The present invention relates to the field of using and/or editing and/or collaborating, with compositions (e.g., documents, and images, including but not limited to music). More particularly, the present invention relates to transposing, communicating, and displaying composition (e.g., images or documents or text), either in batch or collaboratively in a real time environment, and to provide the displaying of the compositions, with or without their respective changes or revisions.
Musicians typically work from sheet music. When composing, they write the notes down on paper that has a number of staffs. If the musician transposes a composition from one key to another, the notes are also written down on the staff paper. The scores for different instruments must also be generated and written down. All of the scores are then copied for distribution to other musicians and/or music stores.

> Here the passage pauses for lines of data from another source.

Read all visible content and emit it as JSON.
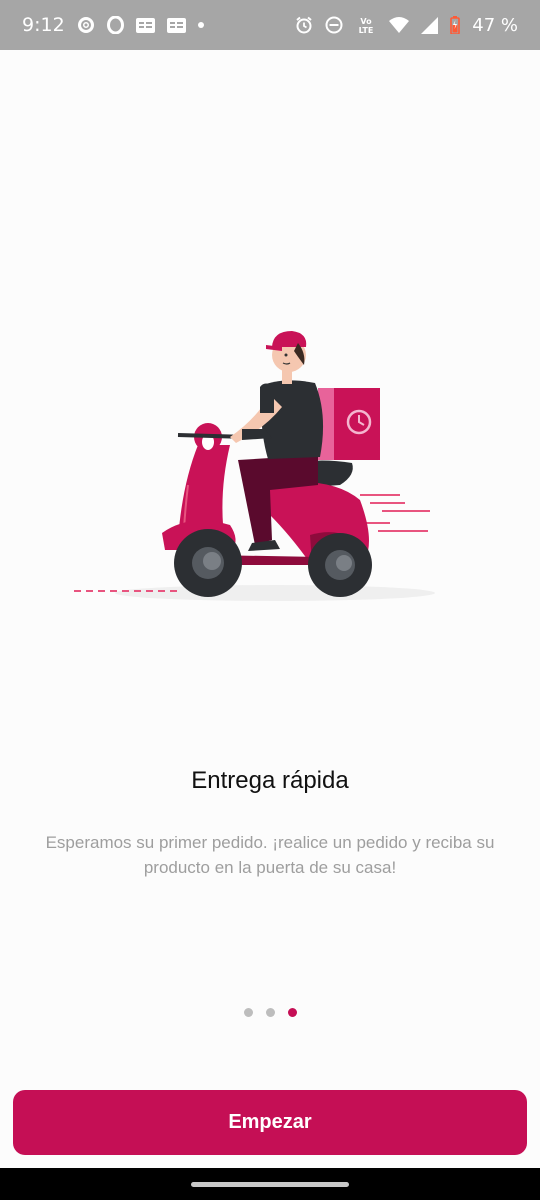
{
  "status_bar": {
    "time": "9:12",
    "battery": "47 %",
    "icons": [
      "settings-app-icon",
      "opera-icon",
      "ge-icon",
      "ge-icon",
      "dot-icon",
      "alarm-icon",
      "dnd-icon",
      "volte-icon",
      "wifi-icon",
      "signal-icon",
      "battery-icon"
    ],
    "volte_text": "Vo LTE"
  },
  "onboarding": {
    "illustration": "delivery-scooter-illustration",
    "title": "Entrega rápida",
    "description": "Esperamos su primer pedido. ¡realice un pedido y reciba su producto en la puerta de su casa!",
    "pages": 3,
    "active_page": 3
  },
  "cta": {
    "label": "Empezar"
  },
  "colors": {
    "accent": "#c50f55",
    "status_bar": "#a6a6a6",
    "background": "#fcfcfc",
    "dot_inactive": "#bdbdbd"
  }
}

When performing, the sheet music must be found, for all parts to be played, manually distributed, manually set-up, manually handled (ram pages, etc.). There is also an unfulfilled need for quick access to a more comprehensive database of music for the performing musician, whether he is solo or part of an orchestra. Also, musicians often perform audience requests, and require access to sheet music for requested songs. Presently, there are various combinations of songs compiled in “FAKE” Books, usually by category (e.g., rock, country, blues, big band, etc.). This is only of limited help. Furthermore, the use of paper sheet music is cumbersome and inconvenient; pages often get damaged or lost, and indexed access is poor and slow.
This method of composing and distributing music is inadequate when the music is used by a band or orchestra that requires hundreds of copies. If the conductor desires the piece to be played in a different key or certain sections of the music edited to suit the conductor's tastes, the composition must be rewritten and the new transposed copy distributed to the band or orchestra. This is a very costly, time-consuming, and laborious task if the orchestra has a large number of members.

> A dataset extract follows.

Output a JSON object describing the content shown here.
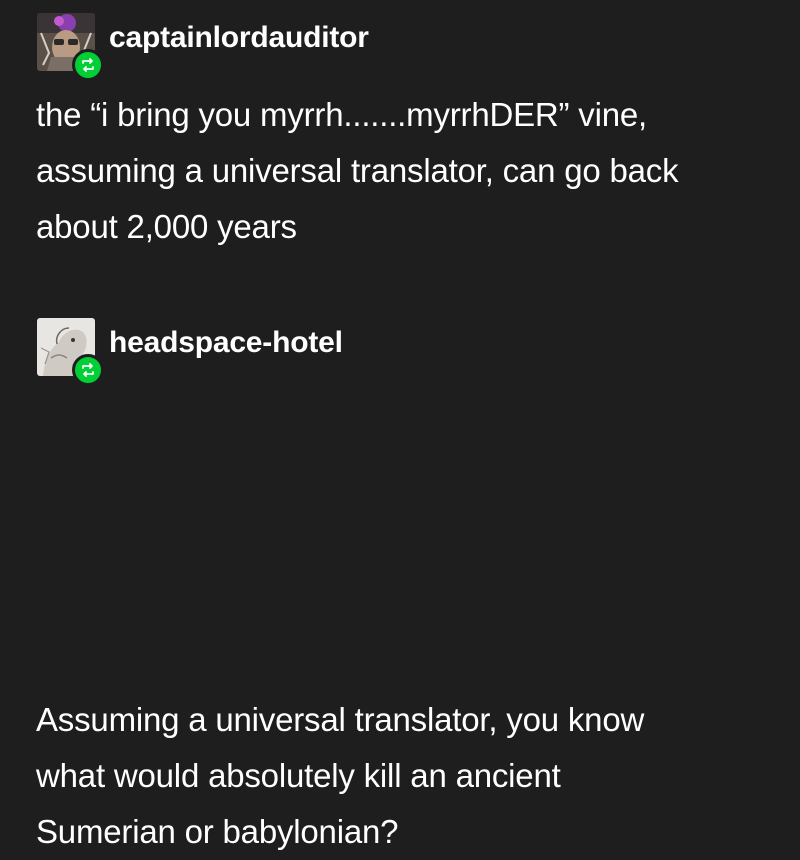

Additionally, if the composition does not have a part for a certain instrument, the conductor must generate the required part from the original composition. After the score for the required instruments has been generated, the pans must be copied and distributed to the individual musicians. This, again, is a very costly and laborious task if the band has a large number of musicians requiring different parts. There is a need, therefore, for a more efficient way of transposing, editing, and distributing music scores.
Over the past many years, great advances have been made in the electronic input, storage, and display of music. Electronic bands and orchestras are constructed using computers and MIDI equipment. Programs exist for personal computers (e.g., Apple Macintosh, DOS, and Windows machines) for transposing music, composing music, automatically inputting music from direct performance to digitized input (such as directly from a keyboard, electronically through MIDI converters (such as for string instruments), via pickups and microphones, and sequencers, tone generators, etc.)

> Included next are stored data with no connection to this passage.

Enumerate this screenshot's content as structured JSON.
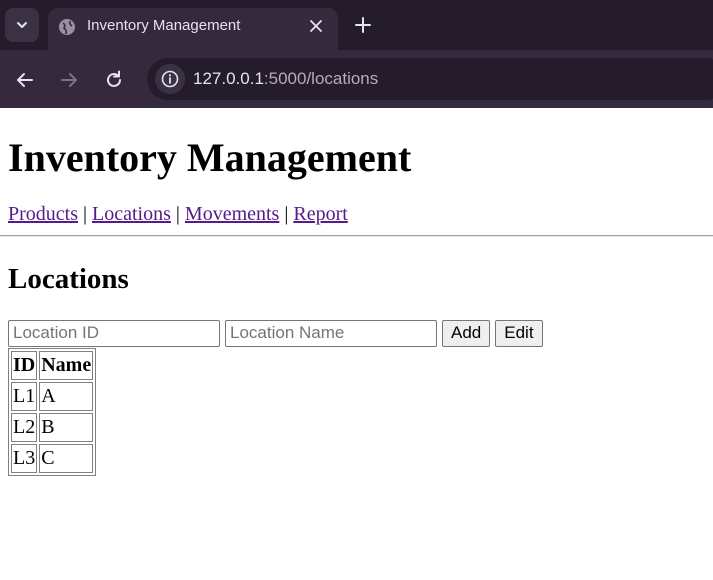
{
  "browser": {
    "tab": {
      "title": "Inventory Management",
      "favicon": "globe-icon"
    },
    "address_bar": {
      "url_host": "127.0.0.1",
      "url_rest": ":5000/locations"
    },
    "colors": {
      "tabstrip": "#241c2b",
      "toolbar": "#35293d",
      "text": "#e8e1ee"
    }
  },
  "page": {
    "title": "Inventory Management",
    "nav": [
      {
        "label": "Products"
      },
      {
        "label": "Locations"
      },
      {
        "label": "Movements"
      },
      {
        "label": "Report"
      }
    ],
    "nav_separator": "|",
    "section_title": "Locations",
    "form": {
      "location_id_placeholder": "Location ID",
      "location_name_placeholder": "Location Name",
      "add_label": "Add",
      "edit_label": "Edit"
    },
    "table": {
      "headers": [
        "ID",
        "Name"
      ],
      "rows": [
        [
          "L1",
          "A"
        ],
        [
          "L2",
          "B"
        ],
        [
          "L3",
          "C"
        ]
      ]
    },
    "colors": {
      "link_visited": "#551a8b"
    }
  }
}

Musicians often perform both pre-planned and ad hoe compositions during the course of a performance. It would therefore be desirable to have the ability to access a large database of musical compositions on demand. It would also be desirable to permit communication and synchronization of a music presentation to multiple performing musicians who are playing together. It would also be desirable for a performing musician to have his or her performance of the music input, stored and analyzed by an automated system.